Tales of the Driven is the premiere of a play written and directed by Subversive Theatre founder and Artistic Director, Kurt Schneiderman. On its website, the theater quotes Bertolt Brecht: “Art is not a mirror to reflect reality but a hammer to shape it.” Hammering is pervasive in this play, so in that sense, it is very much in keeping with the theater’s mission.
Set in Elizabethan England, the story centers around a young boy whose older sister had recently died under mysterious circumstances, having drowned in the river. In the opening scene, backlit behind a translucent screen, a blacksmith pounds a hammer onto an anvil, the harsh metal-on-metal sound presaging the cruelty and brutality that is to come. The man behind the anvil is the rageful, abusive blacksmith father of the boy and his sister.

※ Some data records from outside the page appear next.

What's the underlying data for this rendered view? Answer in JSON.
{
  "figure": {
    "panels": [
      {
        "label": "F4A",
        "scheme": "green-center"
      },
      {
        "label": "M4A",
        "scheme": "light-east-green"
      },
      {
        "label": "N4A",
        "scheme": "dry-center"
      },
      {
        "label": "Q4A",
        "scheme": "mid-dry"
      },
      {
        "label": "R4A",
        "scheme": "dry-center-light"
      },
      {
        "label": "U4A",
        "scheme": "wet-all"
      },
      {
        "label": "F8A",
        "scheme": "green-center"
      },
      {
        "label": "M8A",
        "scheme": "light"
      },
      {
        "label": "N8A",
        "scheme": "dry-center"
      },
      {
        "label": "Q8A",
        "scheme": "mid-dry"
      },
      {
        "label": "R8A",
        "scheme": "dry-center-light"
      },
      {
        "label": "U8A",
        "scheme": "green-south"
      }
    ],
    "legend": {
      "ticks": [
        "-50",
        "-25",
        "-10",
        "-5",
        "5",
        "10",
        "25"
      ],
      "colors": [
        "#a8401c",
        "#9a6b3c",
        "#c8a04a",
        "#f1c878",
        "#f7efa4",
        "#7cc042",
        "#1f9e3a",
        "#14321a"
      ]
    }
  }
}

A ragtag troupe of actors, acrobats and jugglers arrive at the forge and beg for the smithy’s services, as their wagon has broken down on the road. He refuses to help them as they have no money to pay him with. The local priest arrives and makes the decision that the troupe will perform at the church service on Sunday and says he will pay handsomely for their services. Which play the troupe performs, who performs it, and the consequences of that choice are catalysts for solving the mystery of the daughter’s death and determining the fate of the boy and his father.
The hammer pounding the anvil is an apt metaphor that sets the tone of the play. There is little that is subtle or understated in this two-hour production that speaks to economic, political, social, and religious injustices. By crowding the script with so many different issues, the play tries too hard and has too many threads—the evils of private property, child abuse, the greed of the church, unequal distribution of wealth, fear and rigidity in the working class, pedophile priests, etc. It leans toward being a polemic rather than an entertainment that enlightens and engages. However, there is an entertainment in there, and a good story and mystery that could still express the political views of the writer with editing and less use of that hammer. Clever dialogue is scattered throughout. I liked “Ode to the Overwrought” and the definition of a thespian—"French for unemployed." There are also some sweet intimate moments between the boy and Orion, played by David Wysocki, who acts as the voice of the playwright. And there are two terrific acrobats.
Sara Sophia and Jay Mpelezos are the excellent acrobats. In one scene she stands on his shoulders and walks back and forth from one shoulder to the other. Very impressive. Mr. Mpelezos also plays the mime, Cygnus, and is fine in that role, as is Ms. Sophia as the dead sister, Cassandra.
The boy is played by fourth-grader Nigel Williams in his theatrical debut. It is a tricky part, as he is an abused child that loves his father and who also possesses wisdom beyond his years. Young Master Williams does a fine job with this role, although it was sometimes difficult to hear him over the various sound effects.
The play seemed under-rehearsed, which may be due in part to this week’s blizzard. Some actors in this large cast were reaching for lines and there was a general feeling that a few more rehearsals would have smoothed out some of the rough spots.
Tales of the Driven makes some important points about contemporary issues in addition to presenting an interesting story and mystery, but is hampered by an overwrought script and uneven acting. It is at the Manny Fried Playhouse through February 23rd.